La phrase suivante exprime clairement le fond de la position d’extrême-droite de Baberowski : « Depuis lors, la résistance à un dictateur mort est un motif suffisant pour dominer moralement les autres. »

« La résistance à un dictateur mort », c’est-à-dire que le rejet de Hitler, fait partie depuis des décennies du consensus politique fondamental de l’Allemagne d’après la Seconde Guerre mondiale. Baberowski veut changer cela. Les opinions d’un apologiste du nazisme, comme celles du membre influent du parti d’extrême-droite Alternative pour l’Allemagne (AfD) Björn Höcke, feraient alors partie intégrante du débat public au même titre que les points de vue des adversaires de Hitler.
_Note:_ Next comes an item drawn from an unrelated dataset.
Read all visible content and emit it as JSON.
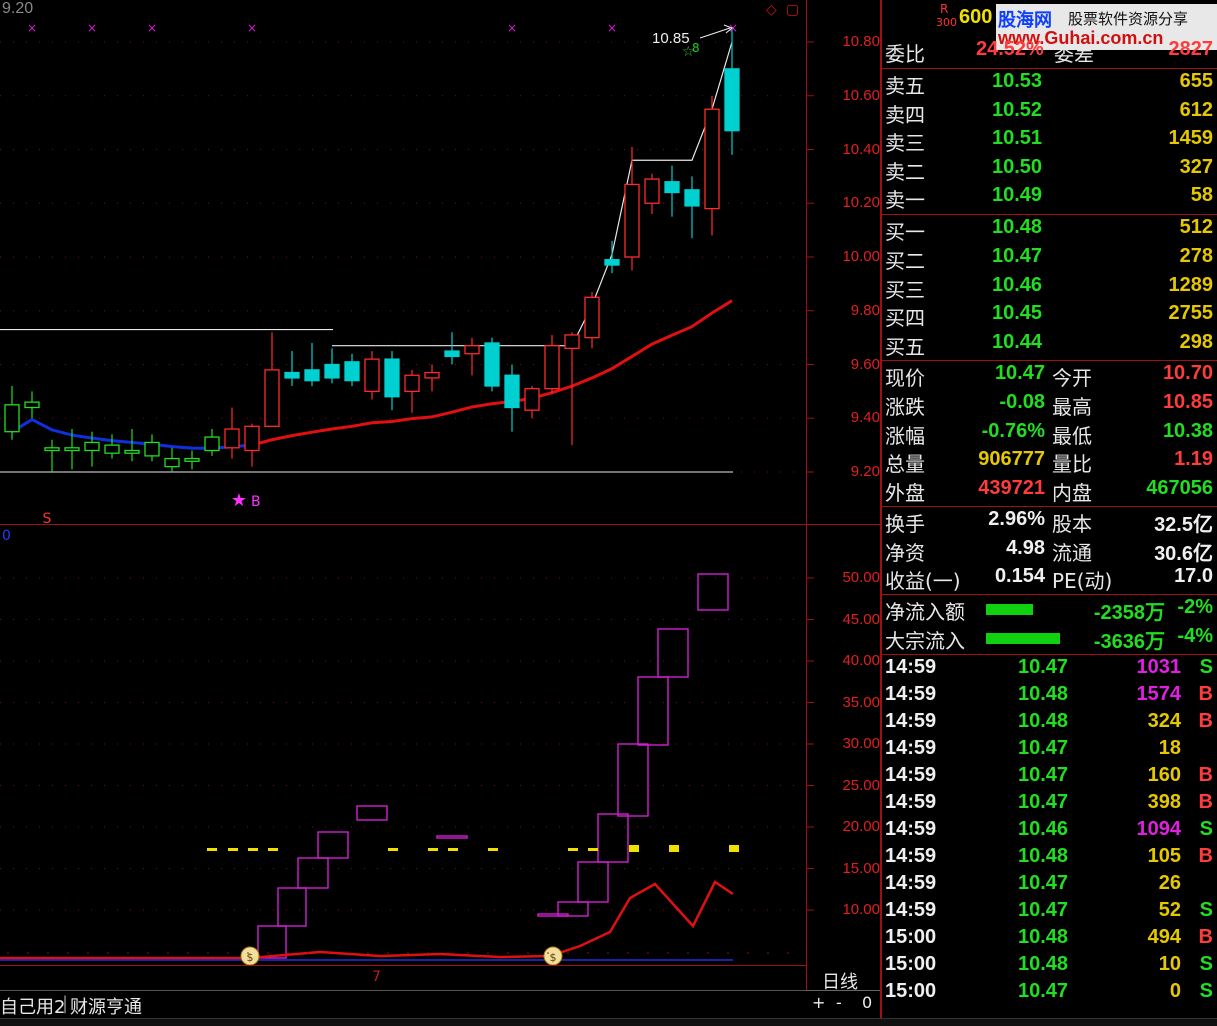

En effet, de telles positions sont préférables vu qu’elles ne fléchissent pas face au pouvoir d’interprétation de la gauche et à la « mise au pas [Gleichschaltung] de la pensée. » Ce n’est pas par hasard que l’AfD a très largement diffusé sur Twitter l’entretien de Baberowski dans le Neue Zürcher Zeitung.

En février 2014, l’IYSSE (Étudiants et Jeunes internationalistes pour l’égalité sociale) avait adressé une lettre ouverte à l’administration de l’Université Humboldt en soulignant que « Baberowski utilise sa position à l’université pour avancer les conceptions droitières de triste notoriété d’un Ernst Nolte, qui pendant trente ans a été associé à des écrits dont le but était de relativiser et diminuer l’importance des crimes nazis. »

La lettre faisait référence à un article paru dans Der Spiegel dans lequel Baberowski prétendait que « historiquement », Nolte « avait raison ». Il avait également dit : « Hitler n’était pas un psychopathe et il n’était pas cruel. »

Depuis lors, Baberowski cherche à se présenter comme la victime d’une campagne de dénigrement en répandant de viles calomnies en guise de réponse à ses critiques et, dans le cas de la représentation étudiante de l’Asta de Bême, en intentant une action en justice. C’est ce qu’il fait aussi dans de l’entretien accordé au Neue Zürcher Zeitung. Il dénonce l’IYSSE, une organisation de jeunesse trotskyste, comme étant une « secte stalinienne » qui se sert des « instruments du discours hégémonique afin d’attirer l’attention sur elle. » L’on pourrait se moquer de telles déclarations émanant d’un professeur qui a accès à l’ensemble du paysage audiovisuel et médiatique, si les enjeux n’étaient pas aussi graves.

L’IYSSE avait également écrit dans sa lettre ouverte adressée en 2014 à l’administration de l’Université Humboldt : « La résurrection du militarisme allemand exige une nouvelle interprétation de l’histoire qui minimise les crimes de l’époque nazie. »

Ceci a depuis été confirmé. Il est de plus en plus clair que l’Allemagne ne peut pas revenir à une politique de grande puissance et au militarisme sans réhabiliter Hitler. Le dernier roman de Timur Vermes Er ist wieder da (Il est de retour) et le film qui en est adapté sont d’une actualité brûlante.

C’est pourquoi Baberowski est défendu par la quasi-totalité des médias et de l’administration de l’université, et ce bien que ses positions d’extrême-droite sont évidentes et qu’elles ont récemment été confirmées par le jugement d’un tribunal. Les étudiants et les travailleurs réprouvent cependant avec horreur et dégoût de tels points de vue.